In conjunction with this month-long observance, Job Squad is placing renewed emphasis on its year-round recruitment campaign to find individuals with disabilities who want to work.
“We’re looking to the community for referrals of individuals who can fill jobs for our customers and who may not know about the service that Job Squad provides,” Hellwig said. “We want to get the word out about the opportunities that we can offer to qualified candidates.”
Travis Kline in Job Squad’s human resources department oversees the recruitment program in the counties served by Job Squad, including Harrison, Marion, Monongalia, Preston, Taylor, Lewis, Upshur, Doddridge, Randolph, Kanawha and Clay.
“With on-the-job training, we can place these individuals at a business in the community, on a service contract or with their own small business,” Hellwig said. “By providing supportive and therapeutic intervention, we strive to ensure successful work experiences for the employees and the employers.”
Job Squad can assist job seekers to fill specific needs of participating businesses in the community and has contracts with state, federal and commercial employees for a variety of services such as custodial, mail presort and grounds maintenance.
“In Clarksburg, we have contracts through the AbilityOne Program, a federal initiative to help people who are blind or have other severe disabilities find employment by working for nonprofit agencies that sell products or services to the U.S. government,” Hellwig said. “Job Squad also has a contract with the State of West Virginia to provide presort mailing services in Charleston.
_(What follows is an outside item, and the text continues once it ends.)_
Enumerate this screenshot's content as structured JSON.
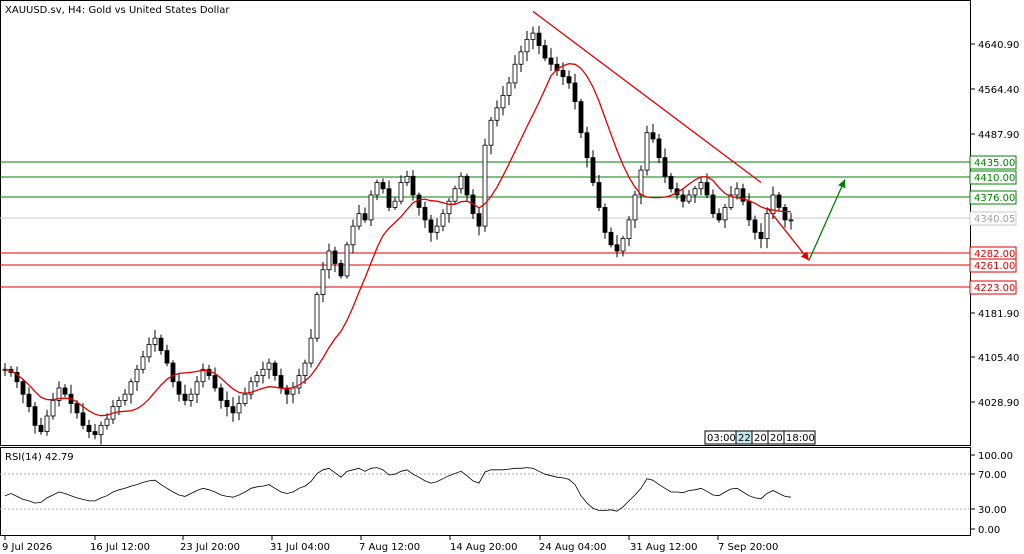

Similar to AbilityOne, this contract provides jobs for people with disabilities in the presort mail industry. Employees on the federal and state contracts receive competitive pay and benefits including sick time, vacation and optional retirement plan participation.”
Held each October, National Disability Employment Awareness Month is a national campaign that raises awareness about disability employment issues and celebrates the many and varied contributions of America’s workers with disabilities.
The theme for 2014 is “Expect. Employ. Empower.”
NDEAM’s roots go back to 1945, when Congress enacted a law declaring the first week in October each year “National Employ the Physically Handicapped Week.” In 1962, the word “physically” was removed to acknowledge the employment needs and contributions of individuals with all types of disabilities.
In 1988, Congress expanded the week to a month and changed the name to “National Disability Employment Awareness Month.” Upon its establishment in 2001, the Office of Disability Employment Policy assumed responsibility for NDEAM and has worked to expand its reach and scope ever since.